Kawasan Gunung Kidul merupakan daerah yang bercirikan ribuan bukit karst yang menampilkan sejarah kehidupan manusia, setidaknya sejak kala Pleistosen Akhir hingga Holosen AwalBerdasarkan informasi dari Balai Pelestarian Peninggalan Purbakala (BPPP) diketahui bahwa telah banyak manusia purba yang menghuni ceruk atau gua di daerah karst Gunung Kidul. Lebih dari empat puluh gua atau song di Gunung Kidul di yakini pernah dihuni oleh manusia purba. Song Bentar berada di mulut sebuah ceruk di Dusun Bentar, Desa Kenteng, Kecamatan Ponjong, letaknya ada di puncak perbukitan karst. Song merupakan sebutan penduduk setempat untuk menamakan sebuah ceruk atau gua.
Song Bentar nampaknya memang pantas di jadikan sebagai tempat hunian karena sirkulasi udara yang bagus dan pencahayaannya yang redup. Didalamnya terdapat ornament alam yang indah yakni adanya stalaktit kapur yang berwarna putih menggantung di sisi atas gua. Hasil dari penggalian yang dilakukan oleh arkeolog yang melibatkan warga sekitar adalah ditemukannya beberapa fosil manusia purba dan artefak-artefak.

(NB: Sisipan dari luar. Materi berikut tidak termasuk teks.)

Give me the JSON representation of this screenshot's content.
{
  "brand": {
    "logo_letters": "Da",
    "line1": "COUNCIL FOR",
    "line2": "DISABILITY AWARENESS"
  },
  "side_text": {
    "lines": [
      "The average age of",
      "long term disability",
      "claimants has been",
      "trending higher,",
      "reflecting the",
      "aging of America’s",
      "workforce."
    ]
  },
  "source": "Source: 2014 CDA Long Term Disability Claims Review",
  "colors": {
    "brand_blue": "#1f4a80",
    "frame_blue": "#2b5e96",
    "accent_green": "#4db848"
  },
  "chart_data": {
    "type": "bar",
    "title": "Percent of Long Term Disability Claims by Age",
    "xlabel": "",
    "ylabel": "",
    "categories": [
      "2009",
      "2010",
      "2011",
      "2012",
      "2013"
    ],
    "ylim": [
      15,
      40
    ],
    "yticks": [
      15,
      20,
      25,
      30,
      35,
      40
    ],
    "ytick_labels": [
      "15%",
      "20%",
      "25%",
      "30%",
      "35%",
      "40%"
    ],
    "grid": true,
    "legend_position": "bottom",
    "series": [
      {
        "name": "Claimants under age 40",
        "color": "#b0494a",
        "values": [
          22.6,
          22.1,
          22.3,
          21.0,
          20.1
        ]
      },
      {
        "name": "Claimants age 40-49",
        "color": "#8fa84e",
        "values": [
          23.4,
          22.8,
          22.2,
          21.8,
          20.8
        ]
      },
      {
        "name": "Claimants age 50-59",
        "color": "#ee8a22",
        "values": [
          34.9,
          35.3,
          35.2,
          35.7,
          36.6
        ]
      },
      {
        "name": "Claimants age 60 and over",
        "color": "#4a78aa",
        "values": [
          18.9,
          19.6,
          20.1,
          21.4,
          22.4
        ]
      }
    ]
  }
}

Setelah diteliti lebih lanjut oleh Balai Pelestarian Peninggalan Purbakala Daerah Istimewa Yogyakarta maka disimpulkan bahwa di Song Bentar terdapat fragmen tengkorak dan tulang manusia purba Homo sapiens. Setidaknya ada delapan individu, terdiri dari lima dewasa, dua anak-anak, dan satu bayi. Sedangkan artefak yang ditemuakan adalah beberapa alat batu, seperti batu giling, beliung persegi, dan mata panah pun banyak dijumpai di lokasi ini.Di Dusun Kanigoro, Desa Tambakromo, masih di Kecamatan Ponjong, terdapat hunian manusia purba lain, yaitu Song Blendrong. Di Song Blendrong di temukan tulang belulang manusia purba serta peralatan yang mereka gunakan seperti peralatan dari batu, tanduk, maupun serut dari kerang berserakan di lantai ceruk. Namun akibat dari penambangan fosfat yang dilakukan di goa ini banyak peninggalan kepurbakalaan yang rusak bahkan musnah.

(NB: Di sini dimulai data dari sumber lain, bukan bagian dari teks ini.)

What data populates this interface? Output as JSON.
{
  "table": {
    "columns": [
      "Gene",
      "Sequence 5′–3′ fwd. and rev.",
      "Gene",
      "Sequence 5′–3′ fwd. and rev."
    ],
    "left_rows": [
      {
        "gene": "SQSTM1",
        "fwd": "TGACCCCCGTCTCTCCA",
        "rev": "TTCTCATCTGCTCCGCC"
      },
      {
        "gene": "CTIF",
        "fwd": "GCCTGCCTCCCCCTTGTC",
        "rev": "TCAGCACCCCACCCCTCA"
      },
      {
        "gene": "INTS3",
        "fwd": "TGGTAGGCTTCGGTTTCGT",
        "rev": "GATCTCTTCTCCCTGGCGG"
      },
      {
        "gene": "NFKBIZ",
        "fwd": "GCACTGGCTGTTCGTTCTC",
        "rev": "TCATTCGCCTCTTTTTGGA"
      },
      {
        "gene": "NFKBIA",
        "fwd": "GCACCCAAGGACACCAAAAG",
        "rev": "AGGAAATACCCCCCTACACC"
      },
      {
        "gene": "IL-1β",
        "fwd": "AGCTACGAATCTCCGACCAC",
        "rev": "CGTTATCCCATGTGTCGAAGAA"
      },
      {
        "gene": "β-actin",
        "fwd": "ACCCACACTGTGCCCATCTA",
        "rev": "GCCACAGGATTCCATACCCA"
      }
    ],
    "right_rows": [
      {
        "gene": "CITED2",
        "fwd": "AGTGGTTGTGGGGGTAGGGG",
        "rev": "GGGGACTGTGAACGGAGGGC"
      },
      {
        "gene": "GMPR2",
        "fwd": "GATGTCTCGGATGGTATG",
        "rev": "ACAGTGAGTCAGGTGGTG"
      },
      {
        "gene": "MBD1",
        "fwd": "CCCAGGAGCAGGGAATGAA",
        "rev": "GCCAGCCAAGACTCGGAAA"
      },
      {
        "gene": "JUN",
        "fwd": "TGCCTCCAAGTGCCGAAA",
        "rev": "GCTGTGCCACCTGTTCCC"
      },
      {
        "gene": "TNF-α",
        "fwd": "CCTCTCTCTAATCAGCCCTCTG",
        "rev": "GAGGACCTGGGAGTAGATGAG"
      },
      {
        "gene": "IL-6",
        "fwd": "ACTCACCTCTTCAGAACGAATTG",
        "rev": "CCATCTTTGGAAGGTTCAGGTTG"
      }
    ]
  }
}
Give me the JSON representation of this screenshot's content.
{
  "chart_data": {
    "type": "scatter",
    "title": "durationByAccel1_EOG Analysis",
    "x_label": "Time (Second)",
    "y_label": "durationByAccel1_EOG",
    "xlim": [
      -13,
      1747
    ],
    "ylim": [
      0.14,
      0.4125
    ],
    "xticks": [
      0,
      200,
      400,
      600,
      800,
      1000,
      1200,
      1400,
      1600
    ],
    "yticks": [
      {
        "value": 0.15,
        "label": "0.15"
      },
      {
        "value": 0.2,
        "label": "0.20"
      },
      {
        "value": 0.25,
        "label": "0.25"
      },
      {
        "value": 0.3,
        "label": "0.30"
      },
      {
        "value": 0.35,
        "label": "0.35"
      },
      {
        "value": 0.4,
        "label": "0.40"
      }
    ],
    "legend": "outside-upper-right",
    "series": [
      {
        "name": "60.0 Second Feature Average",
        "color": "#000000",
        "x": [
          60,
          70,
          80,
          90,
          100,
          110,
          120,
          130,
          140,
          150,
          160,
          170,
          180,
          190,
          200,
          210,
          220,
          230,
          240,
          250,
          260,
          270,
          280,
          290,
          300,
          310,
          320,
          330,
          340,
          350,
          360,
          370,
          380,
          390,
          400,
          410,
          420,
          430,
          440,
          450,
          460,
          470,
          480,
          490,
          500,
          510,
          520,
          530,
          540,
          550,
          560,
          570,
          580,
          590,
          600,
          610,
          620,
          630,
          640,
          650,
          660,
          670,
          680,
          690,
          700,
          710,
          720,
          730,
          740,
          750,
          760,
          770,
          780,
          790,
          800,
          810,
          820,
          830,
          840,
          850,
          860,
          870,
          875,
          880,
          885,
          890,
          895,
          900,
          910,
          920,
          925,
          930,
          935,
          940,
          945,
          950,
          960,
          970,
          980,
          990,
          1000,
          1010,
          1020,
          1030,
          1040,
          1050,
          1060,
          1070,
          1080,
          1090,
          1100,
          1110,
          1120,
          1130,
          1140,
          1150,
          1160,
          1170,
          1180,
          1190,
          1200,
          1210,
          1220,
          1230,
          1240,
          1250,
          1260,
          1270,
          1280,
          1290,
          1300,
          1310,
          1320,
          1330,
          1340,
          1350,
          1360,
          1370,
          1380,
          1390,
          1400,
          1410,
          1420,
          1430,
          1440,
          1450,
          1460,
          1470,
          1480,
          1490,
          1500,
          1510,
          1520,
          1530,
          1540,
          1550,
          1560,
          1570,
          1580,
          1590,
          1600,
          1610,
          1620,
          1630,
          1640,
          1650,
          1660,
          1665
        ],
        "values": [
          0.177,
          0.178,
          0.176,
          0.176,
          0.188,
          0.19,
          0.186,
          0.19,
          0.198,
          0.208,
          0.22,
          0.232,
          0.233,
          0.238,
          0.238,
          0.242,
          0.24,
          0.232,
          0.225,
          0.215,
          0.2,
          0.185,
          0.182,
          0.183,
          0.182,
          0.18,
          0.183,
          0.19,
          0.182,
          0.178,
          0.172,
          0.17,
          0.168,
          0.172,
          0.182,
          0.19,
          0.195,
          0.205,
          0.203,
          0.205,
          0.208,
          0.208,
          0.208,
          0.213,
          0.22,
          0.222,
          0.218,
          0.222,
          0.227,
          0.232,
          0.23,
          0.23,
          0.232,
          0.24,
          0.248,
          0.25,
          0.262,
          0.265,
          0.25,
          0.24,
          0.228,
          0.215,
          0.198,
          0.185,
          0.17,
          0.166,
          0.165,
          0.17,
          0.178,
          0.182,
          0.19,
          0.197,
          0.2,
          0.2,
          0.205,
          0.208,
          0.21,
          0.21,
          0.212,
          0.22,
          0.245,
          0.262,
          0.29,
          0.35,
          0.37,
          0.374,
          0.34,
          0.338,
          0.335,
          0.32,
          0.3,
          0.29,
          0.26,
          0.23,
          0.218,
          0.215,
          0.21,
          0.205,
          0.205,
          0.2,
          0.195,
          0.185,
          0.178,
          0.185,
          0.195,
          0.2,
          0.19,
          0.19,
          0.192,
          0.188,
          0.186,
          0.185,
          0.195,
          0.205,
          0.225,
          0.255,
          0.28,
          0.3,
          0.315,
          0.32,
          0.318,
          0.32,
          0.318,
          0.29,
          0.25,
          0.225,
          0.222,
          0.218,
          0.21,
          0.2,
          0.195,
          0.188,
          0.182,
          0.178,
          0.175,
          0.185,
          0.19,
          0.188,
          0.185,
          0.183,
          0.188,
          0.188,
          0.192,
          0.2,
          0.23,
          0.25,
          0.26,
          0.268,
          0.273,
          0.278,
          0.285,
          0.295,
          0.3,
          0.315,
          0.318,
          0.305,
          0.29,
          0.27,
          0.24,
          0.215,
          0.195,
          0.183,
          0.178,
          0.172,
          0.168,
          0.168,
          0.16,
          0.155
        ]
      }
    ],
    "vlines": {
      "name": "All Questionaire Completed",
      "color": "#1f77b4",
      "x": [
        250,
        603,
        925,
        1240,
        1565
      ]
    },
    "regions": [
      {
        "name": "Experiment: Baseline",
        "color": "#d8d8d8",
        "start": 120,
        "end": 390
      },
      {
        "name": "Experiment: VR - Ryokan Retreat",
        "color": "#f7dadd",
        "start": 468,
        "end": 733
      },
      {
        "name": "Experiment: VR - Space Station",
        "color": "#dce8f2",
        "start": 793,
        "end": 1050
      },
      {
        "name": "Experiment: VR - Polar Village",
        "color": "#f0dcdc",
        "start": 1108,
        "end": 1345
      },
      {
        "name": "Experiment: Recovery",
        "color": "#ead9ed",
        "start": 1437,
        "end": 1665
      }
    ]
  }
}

Gua Seropan di Dusun Semuluh, Desa Gombang, Kecamatan Semanu. Goa dengan aliran sungai bawah tanah. Gua Seropan itu tersingkap setelah terjadi banjir besar dari sungai bawah tanah, tersingkap pula fosil manusia purba dan tulang, gigi, serta rusuk dari hewan mamalia purba. Namun sampai saat ini belum diketahui jenis mnusia purba serta mamalia apakah yang mendiami Goa Seropan karena belum diteliti lebih lanjut.

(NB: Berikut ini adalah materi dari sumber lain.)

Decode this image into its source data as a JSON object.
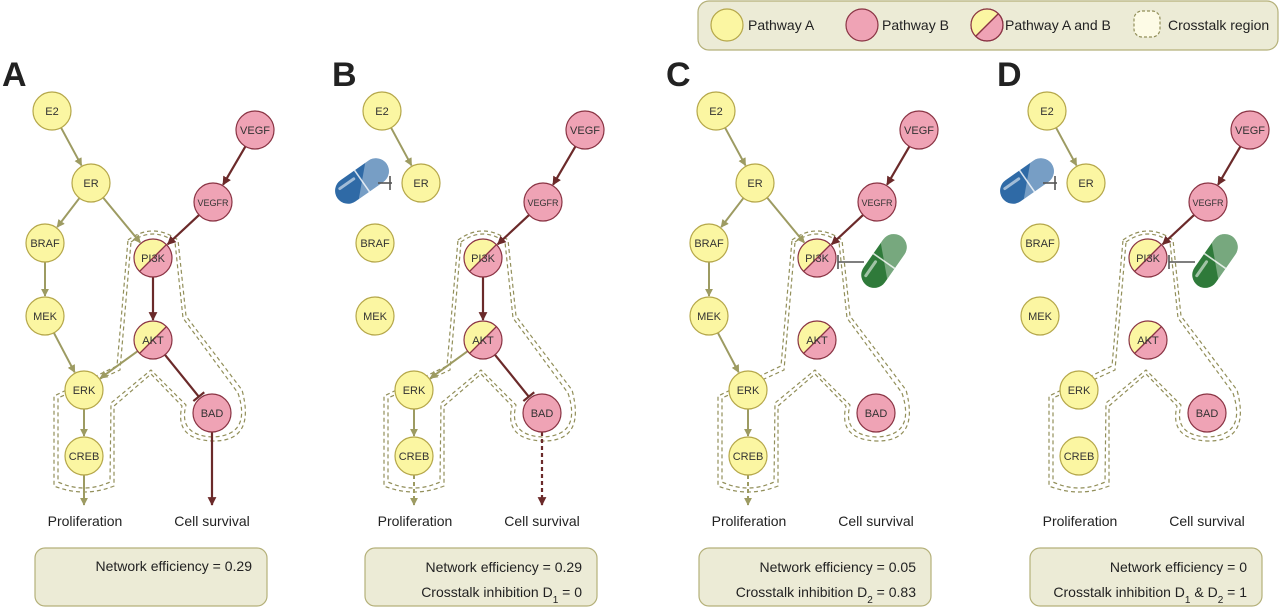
{
  "colors": {
    "pathway_a_fill": "#fbf6a2",
    "pathway_a_stroke": "#b5a74a",
    "pathway_b_fill": "#efa3b5",
    "pathway_b_stroke": "#8a3444",
    "arrow_a": "#9d9b62",
    "arrow_b": "#6b2a2a",
    "box_fill": "#ecebd6",
    "box_stroke": "#b5b17a",
    "crosstalk_stroke": "#928f5a",
    "drug_blue": "#2f6aa6",
    "drug_green": "#2f7a3a"
  },
  "legend": {
    "items": [
      {
        "label": "Pathway A",
        "icon": "yellow-circle"
      },
      {
        "label": "Pathway B",
        "icon": "pink-circle"
      },
      {
        "label": "Pathway A and B",
        "icon": "split-circle"
      },
      {
        "label": "Crosstalk region",
        "icon": "dashed-square"
      }
    ]
  },
  "node_labels": {
    "E2": "E2",
    "ER": "ER",
    "BRAF": "BRAF",
    "MEK": "MEK",
    "ERK": "ERK",
    "CREB": "CREB",
    "VEGF": "VEGF",
    "VEGFR": "VEGFR",
    "PI3K": "PI3K",
    "AKT": "AKT",
    "BAD": "BAD"
  },
  "outcomes": {
    "proliferation": "Proliferation",
    "survival": "Cell survival"
  },
  "panels": [
    {
      "letter": "A",
      "drug_er": false,
      "drug_pi3k": false,
      "box_lines": [
        [
          {
            "t": "Network efficiency = 0.29"
          }
        ]
      ]
    },
    {
      "letter": "B",
      "drug_er": true,
      "drug_pi3k": false,
      "box_lines": [
        [
          {
            "t": "Network efficiency = 0.29"
          }
        ],
        [
          {
            "t": "Crosstalk inhibition D"
          },
          {
            "t": "1",
            "sub": true
          },
          {
            "t": " = 0"
          }
        ]
      ]
    },
    {
      "letter": "C",
      "drug_er": false,
      "drug_pi3k": true,
      "box_lines": [
        [
          {
            "t": "Network efficiency = 0.05"
          }
        ],
        [
          {
            "t": "Crosstalk inhibition D"
          },
          {
            "t": "2",
            "sub": true
          },
          {
            "t": " = 0.83"
          }
        ]
      ]
    },
    {
      "letter": "D",
      "drug_er": true,
      "drug_pi3k": true,
      "box_lines": [
        [
          {
            "t": "Network efficiency = 0"
          }
        ],
        [
          {
            "t": "Crosstalk inhibition D"
          },
          {
            "t": "1",
            "sub": true
          },
          {
            "t": " & D"
          },
          {
            "t": "2",
            "sub": true
          },
          {
            "t": " = 1"
          }
        ]
      ]
    }
  ]
}
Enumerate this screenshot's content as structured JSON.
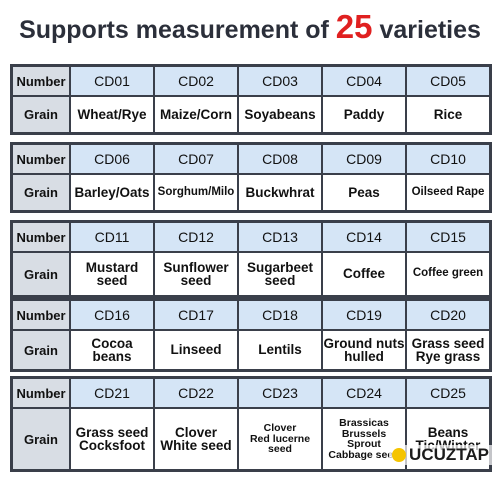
{
  "title": {
    "before": "Supports measurement of",
    "number": "25",
    "after": "varieties"
  },
  "blocks": [
    {
      "header_label": "Number",
      "row_label": "Grain",
      "codes": [
        "CD01",
        "CD02",
        "CD03",
        "CD04",
        "CD05"
      ],
      "grains": [
        "Wheat/Rye",
        "Maize/Corn",
        "Soyabeans",
        "Paddy",
        "Rice"
      ]
    },
    {
      "header_label": "Number",
      "row_label": "Grain",
      "codes": [
        "CD06",
        "CD07",
        "CD08",
        "CD09",
        "CD10"
      ],
      "grains": [
        "Barley/Oats",
        "Sorghum/Milo",
        "Buckwhrat",
        "Peas",
        "Oilseed Rape"
      ]
    },
    {
      "header_label": "Number",
      "row_label": "Grain",
      "codes": [
        "CD11",
        "CD12",
        "CD13",
        "CD14",
        "CD15"
      ],
      "grains": [
        "Mustard\nseed",
        "Sunflower\nseed",
        "Sugarbeet\nseed",
        "Coffee",
        "Coffee green"
      ]
    },
    {
      "header_label": "Number",
      "row_label": "Grain",
      "codes": [
        "CD16",
        "CD17",
        "CD18",
        "CD19",
        "CD20"
      ],
      "grains": [
        "Cocoa beans",
        "Linseed",
        "Lentils",
        "Ground nuts\nhulled",
        "Grass seed\nRye grass"
      ]
    },
    {
      "header_label": "Number",
      "row_label": "Grain",
      "codes": [
        "CD21",
        "CD22",
        "CD23",
        "CD24",
        "CD25"
      ],
      "grains": [
        "Grass seed\nCocksfoot",
        "Clover\nWhite seed",
        "Clover\nRed lucerne\nseed",
        "Brassicas\nBrussels\nSprout\nCabbage seed",
        "Beans\nTic/Winter"
      ]
    }
  ],
  "watermark": "UCUZTAP"
}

Song Tritis merupakan salah satu gua yang terdapat di wilayah Gunungkidul, tepatnya di Desa Semugih, Kecamatan Rongkop. Temuan situs Song Tritis sangat kompleks antara lain terdiri atas batu inti, serpih bilah, serut, kapak penetak, kapak perimbas, serut dari cangkang moluska, lancipan tulang, pecahan tembikar. Sebuah rangka manusia relatif utuh berciri ras Mongoloid dari individu wanita dewasa ditemukan di lapisan atas dalam posisi penguburan primer terlipat, yang menyatu dengan himpunan alat litik, alat tulang, dan pecahan-pecahan tulang monyet. Monyet merupakan hewan faforit kala itu.Endapan abu bekas perapian di bagian tengah gua setebal lebih dari 1.5 meter merupakan bukti aktivitas memasak mereka. Di lapisan bagian atas ditemukan sisa-sisa tembikar yang bercampur secara erat dengan alat-alat batu dan tulang, yang membuktikan bahwa kedua jenis alat yang terakhir tersebut tetap dipertahankan produksi dan pemakaiannya, di saat gerabah mulai muncul dan berperan dalam aktivitas sehari-hari di gua ini.
Gua broholo yang terletak di Karangmojo, Gunung Kidul juga menyimpan banyak sumber mengenai manusia purba. Di gua itu ditemukan 10 fosil manusia purb yang relative dalam keadaan utuh. Diketemukan pula alat-alat serpih atau flake, mata panah kapak batu. Dari temuan alat-alat tersebut maka para ahli menyimpulkan bahwa gua atau song tersebut dihuni pada masa Phaleolhitikum.
Pada zaman yang lebih maju lagi yaitu ada zaman megalhitikum di Dusun Sokoliman, Desa Bejiharjo, Kecamatan Karangmojo, Kabupaten Gunungkidul terdapat situs Sokoliman. Situs ini menyimpan peninggalan pra sejarah berupa kubur batu, manik-manik serta gerabah (terakota).